In regards to the skin healing process, a patient can shower in a few days with care for water not to hit the site directly, and one should place Neosporin ointment on the site daily.
The Reversal Site
The repair is done with 12-14 permanent sutures in a tension-free and water-tight fashion.
Compression shorts are recommended for approximately three weeks.
This allows for the inner and out layers of the repair to heal without the undue stress of the testicles and hence the vas deferens moving up and down and potentially delaying the healing process.
So though the two primary areas that need to heal before strenuous physical activity or sexual activity are different in character, the magic number of time is around three weeks-four weeks.
Anecdotally, I have had a patient present to my office the day after a reversal stating that he was having bleeding at the incision site. He confessed that he had had sex the night of the procedure. I reassured him the bleeding was from the skin edge and nothing to be concerned about.
This couple had a baby almost 9 months later to the day. Go figure!
The time from the vasectomy to the reversal is one of the most important factors in the reversal’s success.
The longer the interval the more effect of the vasectomy obstructing the natural course of things in the testicle has on sperm quality.
Determining how much negative effect has occurred as result of the vasectomy on the quality and quantity is variable and usually based on the time interval.
Assuming that because a vasectomy can potentially “shut down” production of normal sperm, the testicles, after a reversal, have to readjust and begin to produce sperm again.
The chart above shows the maturation of sperm in the testicle.
This process usually takes about three months.
So, if the testicles have stopped producing sperm and the obstruction of the vasectomy is corrected by the reversal, then it would take about three months for normal sperm to complete the maturation process and be seen in the ejaculate.

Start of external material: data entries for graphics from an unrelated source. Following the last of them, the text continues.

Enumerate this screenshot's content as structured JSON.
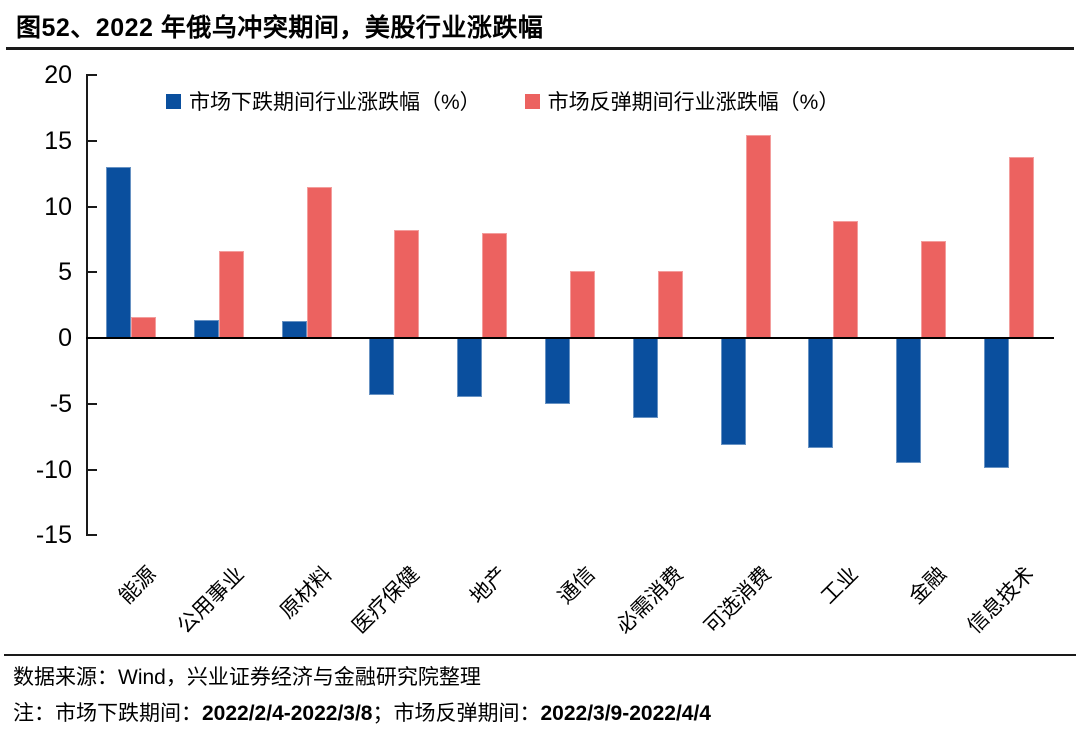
{
  "chart_data": {
    "type": "bar",
    "title": "图52、2022 年俄乌冲突期间，美股行业涨跌幅",
    "categories": [
      "能源",
      "公用事业",
      "原材料",
      "医疗保健",
      "地产",
      "通信",
      "必需消费",
      "可选消费",
      "工业",
      "金融",
      "信息技术"
    ],
    "series": [
      {
        "name": "市场下跌期间行业涨跌幅（%）",
        "color": "#0A4F9E",
        "values": [
          13.0,
          1.4,
          1.3,
          -4.3,
          -4.5,
          -5.0,
          -6.1,
          -8.1,
          -8.4,
          -9.5,
          -9.9
        ]
      },
      {
        "name": "市场反弹期间行业涨跌幅（%）",
        "color": "#EC6260",
        "values": [
          1.6,
          6.6,
          11.5,
          8.2,
          8.0,
          5.1,
          5.1,
          15.4,
          8.9,
          7.4,
          13.8
        ]
      }
    ],
    "xlabel": "",
    "ylabel": "",
    "ylim": [
      -15,
      20
    ],
    "yticks": [
      20,
      15,
      10,
      5,
      0,
      -5,
      -10,
      -15
    ],
    "legend_position": "top",
    "grid": false
  },
  "footer": {
    "source": "数据来源：Wind，兴业证券经济与金融研究院整理",
    "note_prefix": "注：市场下跌期间：",
    "note_period_decline": "2022/2/4-2022/3/8",
    "note_separator": "；市场反弹期间：",
    "note_period_rebound": "2022/3/9-2022/4/4"
  }
}
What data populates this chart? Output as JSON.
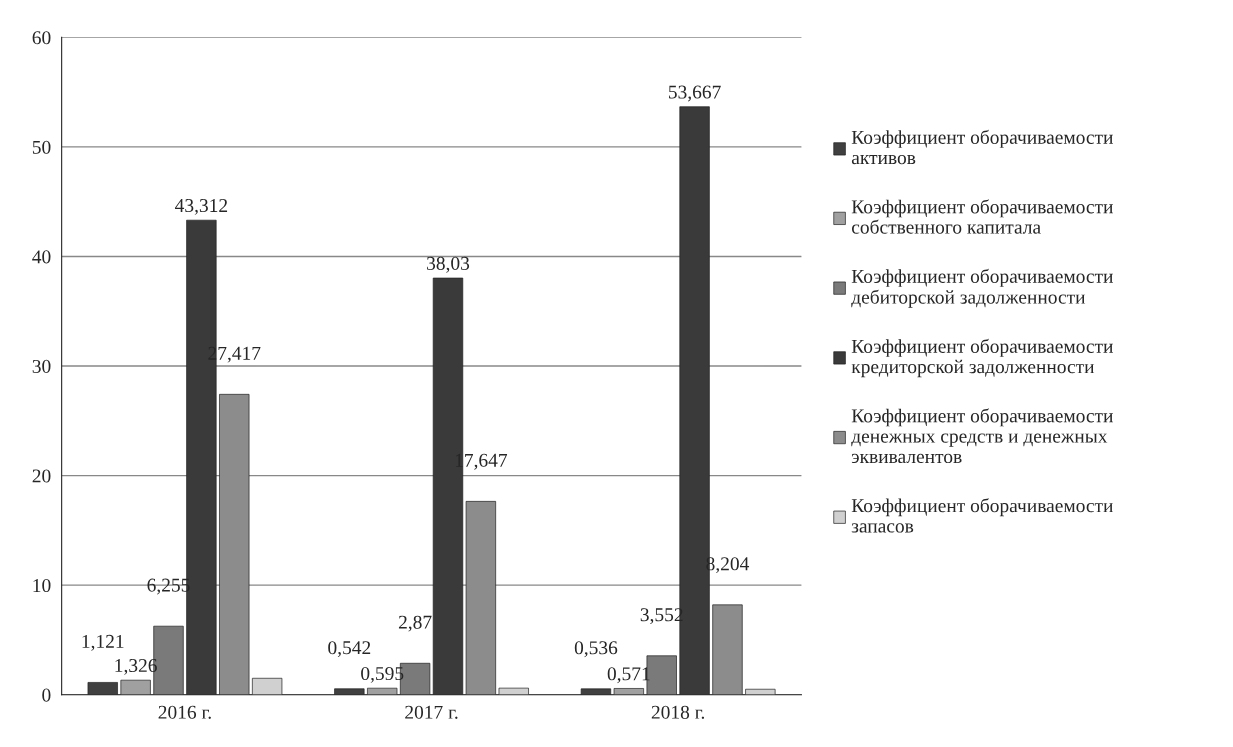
{
  "chart_data": {
    "type": "bar",
    "categories": [
      "2016 г.",
      "2017 г.",
      "2018 г."
    ],
    "series": [
      {
        "name": "Коэффициент оборачиваемости\nактивов",
        "color": "#404040",
        "values": [
          1.121,
          0.542,
          0.536
        ],
        "value_labels": [
          "1,121",
          "0,542",
          "0,536"
        ]
      },
      {
        "name": "Коэффициент оборачиваемости\nсобственного капитала",
        "color": "#a0a0a0",
        "values": [
          1.326,
          0.595,
          0.571
        ],
        "value_labels": [
          "1,326",
          "0,595",
          "0,571"
        ]
      },
      {
        "name": "Коэффициент оборачиваемости\nдебиторской задолженности",
        "color": "#7a7a7a",
        "values": [
          6.255,
          2.87,
          3.552
        ],
        "value_labels": [
          "6,255",
          "2,87",
          "3,552"
        ]
      },
      {
        "name": "Коэффициент оборачиваемости\nкредиторской задолженности",
        "color": "#3a3a3a",
        "values": [
          43.312,
          38.03,
          53.667
        ],
        "value_labels": [
          "43,312",
          "38,03",
          "53,667"
        ]
      },
      {
        "name": "Коэффициент оборачиваемости\nденежных средств и денежных\nэквивалентов",
        "color": "#8c8c8c",
        "values": [
          27.417,
          17.647,
          8.204
        ],
        "value_labels": [
          "27,417",
          "17,647",
          "8,204"
        ]
      },
      {
        "name": "Коэффициент оборачиваемости\nзапасов",
        "color": "#d0d0d0",
        "values": [
          1.5,
          0.6,
          0.5
        ],
        "value_labels": [
          null,
          null,
          null
        ]
      }
    ],
    "ylim": [
      0,
      60
    ],
    "yticks": [
      0,
      10,
      20,
      30,
      40,
      50,
      60
    ],
    "grid": "y",
    "legend": "right"
  }
}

So this is why many reversal doctors tell their patients not to consider submitting a specimen for the presence of sperm after a reversal for at least 3-4 months.
It you submit a specimen at three months and there are no sperm, that is disappointing, but in many patients it may take up to a year for the testicles to resume their normal activity.
I have had patients with no sperm in the ejaculate at six months and achieved pregnancy at one year.
Well you might think this is an odd question. Well…it is probably the most commonly asked and the first question in the post-op area asked by the wife. Tighty whities or boxer briefs are the most common “supports” mentioned as potentially being suitable for the post-reversal male.
The problem with the traditional “jock strap” and the above mentioned supports is that they just don’t add the compression and lack of movement of the testicles necessary to facilitate immobilizing the newly repaired vas deferens.
Nothing fits the bill better than a pair of athletic compression shorts as seen above. The male can begin wearing the day after the procedure and throughout the 3-4 week post-operative non sexual activity period necessary to allow the vasectomy reversal to heal appropriately.
Okay…you think this was an odd thing to spend a post on, but just wait…it will be on your mind as the first question after the surgery…that is after, ” When can we have sex?”
As a side note-this type of compression shorts are excellent for the post-vasectomy patient as well.